Datademo received more than 40 applications in its first round. Of those, the eight best suggestions were given three months and €2,000 ($2,770 U.S) to implement their ideas. The same process will be repeated two times, resulting in dozens of new app ideas that will get a total of €48,000 ($66,000 U.S.) in development subsidies. Keeping with the spirit of transparency, the voting and judging process is open to all who submit an idea for each round.
Manninen says this model is more focused and intentional than you’ll find in many apps competitions. But it’s also more flexible than you’ll find in traditional public contracting processes, where the government outlines the product it wants and asks companies to produce exactly that. “With Datademo, we know what we want,” Manninen says, “but there are many doors open, so we don’t know what might come up.”

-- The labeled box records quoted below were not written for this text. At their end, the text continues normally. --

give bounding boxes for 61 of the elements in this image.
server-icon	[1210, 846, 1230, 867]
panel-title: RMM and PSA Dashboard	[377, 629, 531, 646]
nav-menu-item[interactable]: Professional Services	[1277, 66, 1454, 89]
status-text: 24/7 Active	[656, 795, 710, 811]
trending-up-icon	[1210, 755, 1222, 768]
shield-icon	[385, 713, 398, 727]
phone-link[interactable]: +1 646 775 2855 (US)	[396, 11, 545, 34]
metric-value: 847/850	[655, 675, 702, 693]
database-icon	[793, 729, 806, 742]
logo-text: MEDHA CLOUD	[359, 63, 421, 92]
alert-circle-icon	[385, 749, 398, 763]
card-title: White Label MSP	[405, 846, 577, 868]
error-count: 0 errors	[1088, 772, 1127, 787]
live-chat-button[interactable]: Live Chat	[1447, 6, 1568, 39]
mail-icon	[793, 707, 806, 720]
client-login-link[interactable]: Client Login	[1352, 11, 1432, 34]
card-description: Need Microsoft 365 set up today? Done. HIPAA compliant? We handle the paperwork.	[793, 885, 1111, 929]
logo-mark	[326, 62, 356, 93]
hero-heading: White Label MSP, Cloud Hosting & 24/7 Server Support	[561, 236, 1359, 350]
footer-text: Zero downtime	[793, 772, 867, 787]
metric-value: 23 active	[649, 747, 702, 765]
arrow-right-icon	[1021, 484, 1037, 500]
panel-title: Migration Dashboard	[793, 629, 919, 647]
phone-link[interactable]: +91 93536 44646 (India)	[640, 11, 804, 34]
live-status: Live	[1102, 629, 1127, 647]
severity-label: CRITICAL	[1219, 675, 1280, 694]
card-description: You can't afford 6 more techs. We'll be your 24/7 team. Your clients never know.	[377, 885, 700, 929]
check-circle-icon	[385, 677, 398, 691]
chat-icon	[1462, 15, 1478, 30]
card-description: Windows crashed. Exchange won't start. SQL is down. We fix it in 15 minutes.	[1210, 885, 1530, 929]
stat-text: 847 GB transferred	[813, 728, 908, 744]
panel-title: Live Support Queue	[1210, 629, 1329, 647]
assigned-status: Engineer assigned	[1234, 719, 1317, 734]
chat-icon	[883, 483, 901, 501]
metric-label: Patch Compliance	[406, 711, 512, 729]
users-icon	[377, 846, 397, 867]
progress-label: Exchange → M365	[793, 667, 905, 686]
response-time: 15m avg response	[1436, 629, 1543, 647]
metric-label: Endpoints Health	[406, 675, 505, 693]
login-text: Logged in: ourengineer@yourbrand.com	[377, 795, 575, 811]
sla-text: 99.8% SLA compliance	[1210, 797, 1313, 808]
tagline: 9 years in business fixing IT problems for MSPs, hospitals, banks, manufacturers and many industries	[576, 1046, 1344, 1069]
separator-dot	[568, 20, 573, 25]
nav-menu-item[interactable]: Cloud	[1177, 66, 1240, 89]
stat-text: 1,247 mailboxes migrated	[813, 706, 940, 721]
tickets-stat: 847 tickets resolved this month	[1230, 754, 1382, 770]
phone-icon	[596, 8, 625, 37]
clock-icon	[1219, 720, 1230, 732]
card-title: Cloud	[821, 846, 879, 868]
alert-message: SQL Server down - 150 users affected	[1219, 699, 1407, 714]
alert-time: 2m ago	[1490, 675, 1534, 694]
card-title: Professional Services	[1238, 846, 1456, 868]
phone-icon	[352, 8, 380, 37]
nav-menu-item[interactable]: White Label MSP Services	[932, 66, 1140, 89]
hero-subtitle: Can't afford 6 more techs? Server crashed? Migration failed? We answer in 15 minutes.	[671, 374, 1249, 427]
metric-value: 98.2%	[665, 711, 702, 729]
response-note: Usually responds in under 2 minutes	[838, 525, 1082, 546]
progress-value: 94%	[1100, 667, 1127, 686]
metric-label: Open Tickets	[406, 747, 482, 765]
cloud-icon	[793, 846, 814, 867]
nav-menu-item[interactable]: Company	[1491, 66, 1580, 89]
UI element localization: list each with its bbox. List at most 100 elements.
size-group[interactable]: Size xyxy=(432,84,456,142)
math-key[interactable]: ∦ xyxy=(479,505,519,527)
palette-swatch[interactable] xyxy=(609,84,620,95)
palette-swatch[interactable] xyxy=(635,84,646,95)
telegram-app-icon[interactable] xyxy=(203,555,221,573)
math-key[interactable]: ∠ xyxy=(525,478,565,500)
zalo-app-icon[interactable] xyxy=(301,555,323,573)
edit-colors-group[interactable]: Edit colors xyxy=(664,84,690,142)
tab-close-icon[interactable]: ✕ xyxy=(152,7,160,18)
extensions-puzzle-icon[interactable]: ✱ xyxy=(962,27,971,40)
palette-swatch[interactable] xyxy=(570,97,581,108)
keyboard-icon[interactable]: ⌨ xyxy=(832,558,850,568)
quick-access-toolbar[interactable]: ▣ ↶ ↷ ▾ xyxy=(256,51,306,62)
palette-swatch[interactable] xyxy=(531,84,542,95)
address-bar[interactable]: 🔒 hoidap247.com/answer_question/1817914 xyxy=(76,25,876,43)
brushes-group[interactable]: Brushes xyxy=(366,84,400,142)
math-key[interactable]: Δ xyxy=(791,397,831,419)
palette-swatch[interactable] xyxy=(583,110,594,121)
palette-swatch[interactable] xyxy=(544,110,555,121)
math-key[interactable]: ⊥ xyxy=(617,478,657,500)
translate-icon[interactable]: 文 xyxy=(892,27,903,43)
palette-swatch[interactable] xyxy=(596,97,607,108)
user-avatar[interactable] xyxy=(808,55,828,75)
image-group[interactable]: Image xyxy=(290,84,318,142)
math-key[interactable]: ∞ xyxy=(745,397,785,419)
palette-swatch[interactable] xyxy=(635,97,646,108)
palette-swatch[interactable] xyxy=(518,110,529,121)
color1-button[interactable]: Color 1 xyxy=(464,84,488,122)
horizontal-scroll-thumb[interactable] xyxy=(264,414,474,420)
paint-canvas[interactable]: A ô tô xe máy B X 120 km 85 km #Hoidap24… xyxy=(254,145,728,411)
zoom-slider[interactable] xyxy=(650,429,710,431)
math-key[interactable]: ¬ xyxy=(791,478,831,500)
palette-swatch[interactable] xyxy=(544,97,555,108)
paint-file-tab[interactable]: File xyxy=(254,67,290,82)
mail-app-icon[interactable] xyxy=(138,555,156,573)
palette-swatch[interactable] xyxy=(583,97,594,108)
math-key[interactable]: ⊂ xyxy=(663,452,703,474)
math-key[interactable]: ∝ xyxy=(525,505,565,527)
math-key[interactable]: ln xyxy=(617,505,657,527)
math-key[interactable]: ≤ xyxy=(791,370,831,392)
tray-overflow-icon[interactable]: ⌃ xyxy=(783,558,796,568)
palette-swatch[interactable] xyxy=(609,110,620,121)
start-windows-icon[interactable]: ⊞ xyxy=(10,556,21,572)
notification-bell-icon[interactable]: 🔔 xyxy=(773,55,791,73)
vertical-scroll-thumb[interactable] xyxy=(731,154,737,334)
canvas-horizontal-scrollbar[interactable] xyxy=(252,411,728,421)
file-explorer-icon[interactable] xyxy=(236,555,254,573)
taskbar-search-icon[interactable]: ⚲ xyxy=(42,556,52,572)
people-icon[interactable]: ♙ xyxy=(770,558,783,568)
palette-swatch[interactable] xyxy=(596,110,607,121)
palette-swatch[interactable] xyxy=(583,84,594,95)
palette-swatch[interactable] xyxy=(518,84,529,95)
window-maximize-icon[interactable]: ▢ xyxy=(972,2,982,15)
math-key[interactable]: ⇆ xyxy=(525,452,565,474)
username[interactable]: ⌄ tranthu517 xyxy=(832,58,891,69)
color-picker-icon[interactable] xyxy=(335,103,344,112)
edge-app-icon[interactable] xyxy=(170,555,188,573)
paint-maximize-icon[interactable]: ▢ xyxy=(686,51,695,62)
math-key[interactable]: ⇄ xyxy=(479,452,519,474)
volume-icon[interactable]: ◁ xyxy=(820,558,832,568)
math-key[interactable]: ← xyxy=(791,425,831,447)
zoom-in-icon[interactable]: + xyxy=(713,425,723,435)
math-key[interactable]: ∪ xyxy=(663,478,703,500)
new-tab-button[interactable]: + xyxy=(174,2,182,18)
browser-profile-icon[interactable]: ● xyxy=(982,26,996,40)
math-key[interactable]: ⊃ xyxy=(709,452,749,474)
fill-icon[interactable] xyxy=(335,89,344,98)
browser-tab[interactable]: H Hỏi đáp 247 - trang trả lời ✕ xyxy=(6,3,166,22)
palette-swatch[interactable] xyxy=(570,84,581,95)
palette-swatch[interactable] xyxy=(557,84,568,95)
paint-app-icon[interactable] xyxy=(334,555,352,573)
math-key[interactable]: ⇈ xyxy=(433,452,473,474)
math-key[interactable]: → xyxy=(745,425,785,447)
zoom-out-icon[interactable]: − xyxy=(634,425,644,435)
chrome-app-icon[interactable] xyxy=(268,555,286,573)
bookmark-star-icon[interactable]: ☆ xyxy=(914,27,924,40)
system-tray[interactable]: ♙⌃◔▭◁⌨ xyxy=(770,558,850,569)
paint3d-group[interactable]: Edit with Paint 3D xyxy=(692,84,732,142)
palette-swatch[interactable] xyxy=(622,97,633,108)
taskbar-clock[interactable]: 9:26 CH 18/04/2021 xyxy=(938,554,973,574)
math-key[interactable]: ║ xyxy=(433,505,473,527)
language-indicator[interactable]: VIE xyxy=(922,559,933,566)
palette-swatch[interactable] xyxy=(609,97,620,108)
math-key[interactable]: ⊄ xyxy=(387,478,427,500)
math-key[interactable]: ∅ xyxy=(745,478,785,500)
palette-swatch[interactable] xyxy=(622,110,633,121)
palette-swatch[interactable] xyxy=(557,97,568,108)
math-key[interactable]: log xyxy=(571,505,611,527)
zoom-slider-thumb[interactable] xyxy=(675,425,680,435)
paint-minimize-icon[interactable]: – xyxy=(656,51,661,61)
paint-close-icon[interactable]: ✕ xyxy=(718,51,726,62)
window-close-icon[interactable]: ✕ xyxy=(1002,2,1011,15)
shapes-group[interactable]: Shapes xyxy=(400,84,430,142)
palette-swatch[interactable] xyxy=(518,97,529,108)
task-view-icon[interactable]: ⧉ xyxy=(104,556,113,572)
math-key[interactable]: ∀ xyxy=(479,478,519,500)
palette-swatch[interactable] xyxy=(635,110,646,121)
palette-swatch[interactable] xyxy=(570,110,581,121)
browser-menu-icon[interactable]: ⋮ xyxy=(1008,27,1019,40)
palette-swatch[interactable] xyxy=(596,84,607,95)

One of the participants who cleared the first round of Datademo is Juuso Parkkinen. Together with his colleagues, he is building a set of software tools for a statistical analysis program called “R.” Parkkinen hopes that the tools will make it easier for researchers, journalists and citizen activists to crunch numbers about Helsinki and the surrounding region. In many ways, their project is a good example of what is happening around open data. All the code they contribute has been built on a widely used platform and is freely available.
Parkkinen himself is a doctoral student in the Statistical Machine Learning and Bioinformatics Group at the Aalto University, which explains why he’s familiar with statistical analysis software. He self-identifies as a researcher, not a software developer, and has been working on the project mostly in his free time.
The main reason his group chose to build upon data from Helsinki Region Infoshare is that the data is open and free. Were the data in non-standard form — or even worse, had a price tag attached to it — it’s more than likely that Parkkinen and his colleagues would have spent their energies elsewhere.
Now that the statistical analysis tools are beginning to take shape, Parkkinen has one more wish.
“I’m hoping we could get access to similar data from abroad,” he says, “and not just Helsinki.”